Noto con disappunto che la tendenza a considerare la casa alla stregua di un abito, di un paio di scarpe o di un’automobile è sempre più diffusa anche tra coloro che maggiormente investono in essa. Perché una casa non sia destinata all’instabilità o a trasformarsi in una sorta di museo senza vita, bisogna che il tempo le permetta di maturare e di assestarsi in base alle esigenze di chi la abita. Il luogo comune sul mio lavoro rimanda immancabilmente al gusto scenografico dei film di Visconti, e in effetti non posso negare che talvolta mi si chieda di provvedere a tutto, dalla scelta dei mobili fino alla collocazione dei posacenere, eppure il mio maggiore interesse è rivolto alla forma dello spazio interno, e più in particolare al modo in cui la luce e le superfici che la riflettono ci permettono di percepirlo.

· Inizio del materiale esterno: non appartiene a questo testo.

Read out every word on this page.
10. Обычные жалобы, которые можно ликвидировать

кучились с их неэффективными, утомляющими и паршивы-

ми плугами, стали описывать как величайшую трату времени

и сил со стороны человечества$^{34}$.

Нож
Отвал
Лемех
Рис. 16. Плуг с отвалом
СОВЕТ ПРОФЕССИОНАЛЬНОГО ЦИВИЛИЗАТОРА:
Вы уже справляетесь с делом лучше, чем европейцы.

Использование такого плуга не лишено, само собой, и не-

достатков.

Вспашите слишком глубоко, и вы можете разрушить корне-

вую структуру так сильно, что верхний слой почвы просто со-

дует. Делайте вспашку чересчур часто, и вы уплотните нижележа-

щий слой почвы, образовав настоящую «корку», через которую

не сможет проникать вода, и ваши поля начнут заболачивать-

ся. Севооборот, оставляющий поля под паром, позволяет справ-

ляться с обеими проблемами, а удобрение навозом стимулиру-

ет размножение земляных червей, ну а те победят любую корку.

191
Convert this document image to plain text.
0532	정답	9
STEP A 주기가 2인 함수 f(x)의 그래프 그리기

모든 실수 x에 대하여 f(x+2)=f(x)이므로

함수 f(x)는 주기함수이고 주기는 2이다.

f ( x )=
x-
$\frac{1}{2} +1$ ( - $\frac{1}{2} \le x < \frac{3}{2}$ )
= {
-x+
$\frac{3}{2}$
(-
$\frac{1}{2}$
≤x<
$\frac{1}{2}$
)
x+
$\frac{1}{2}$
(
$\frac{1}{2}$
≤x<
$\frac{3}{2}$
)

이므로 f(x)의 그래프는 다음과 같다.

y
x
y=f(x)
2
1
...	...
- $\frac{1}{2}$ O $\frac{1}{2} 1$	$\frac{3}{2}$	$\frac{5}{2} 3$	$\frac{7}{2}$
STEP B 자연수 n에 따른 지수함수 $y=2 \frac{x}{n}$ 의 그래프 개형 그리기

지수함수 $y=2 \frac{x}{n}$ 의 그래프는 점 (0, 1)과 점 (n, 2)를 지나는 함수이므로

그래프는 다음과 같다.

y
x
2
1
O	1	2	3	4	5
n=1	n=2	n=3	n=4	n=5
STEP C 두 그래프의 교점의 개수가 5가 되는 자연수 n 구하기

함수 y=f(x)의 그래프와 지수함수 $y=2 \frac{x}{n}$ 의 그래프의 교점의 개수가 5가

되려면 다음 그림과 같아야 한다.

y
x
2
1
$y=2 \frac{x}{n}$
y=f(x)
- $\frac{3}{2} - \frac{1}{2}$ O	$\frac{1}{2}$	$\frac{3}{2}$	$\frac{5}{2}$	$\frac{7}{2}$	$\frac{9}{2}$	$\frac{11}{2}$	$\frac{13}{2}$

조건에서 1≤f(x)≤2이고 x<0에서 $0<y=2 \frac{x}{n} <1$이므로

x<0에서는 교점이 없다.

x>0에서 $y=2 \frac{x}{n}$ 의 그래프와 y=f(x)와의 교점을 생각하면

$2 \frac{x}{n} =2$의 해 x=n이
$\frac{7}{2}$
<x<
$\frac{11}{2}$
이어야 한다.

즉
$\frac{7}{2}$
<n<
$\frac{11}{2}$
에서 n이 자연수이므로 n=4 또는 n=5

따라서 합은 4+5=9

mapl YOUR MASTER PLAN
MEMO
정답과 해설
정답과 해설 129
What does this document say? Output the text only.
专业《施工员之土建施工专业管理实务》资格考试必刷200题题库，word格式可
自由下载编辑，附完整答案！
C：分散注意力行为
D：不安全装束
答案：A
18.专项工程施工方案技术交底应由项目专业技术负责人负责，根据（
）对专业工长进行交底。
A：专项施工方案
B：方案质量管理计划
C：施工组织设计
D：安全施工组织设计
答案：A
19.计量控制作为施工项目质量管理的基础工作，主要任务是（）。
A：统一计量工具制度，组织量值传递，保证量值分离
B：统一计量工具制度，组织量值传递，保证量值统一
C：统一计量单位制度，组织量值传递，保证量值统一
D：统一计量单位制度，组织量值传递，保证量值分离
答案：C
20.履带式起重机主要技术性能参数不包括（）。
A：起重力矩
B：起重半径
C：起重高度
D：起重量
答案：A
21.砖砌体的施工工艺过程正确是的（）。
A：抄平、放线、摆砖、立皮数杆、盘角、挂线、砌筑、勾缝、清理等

Leon Battista Alberti, con una semplicità di cui non siamo più capaci, mette in guardia dalle finestre troppo basse perché, egli dice, danno luce alle gambe mentre lasciano in penombra la zona che dovrebbe essere meglio illuminata; è il caso delle finestre a nastro che, con la loro lama di luce, tagliano in due lo spazio impedendone ogni possibile valorizzazione in senso plastico.

Renzo Mongiardino (foto Penn)
Renzo Mongiardino (foto Penn)

L’interesse per l’antico non nasce quindi da un desiderio nostalgico di gareggiare con esso, ma dalla convinzione che le cose del passato, se amate, possano continuare a vivere di vita propria e in questo contribuire a rendere il mondo contemporaneo, se non migliore, in qualche modo meno ostile.

 

Questo testo, scaturito da una conversazione con Stefano Fera, è comparso, con il titolo Un modo di intendere l’antico, in «Abitare», 330, giugno 1994, pp. 133-135.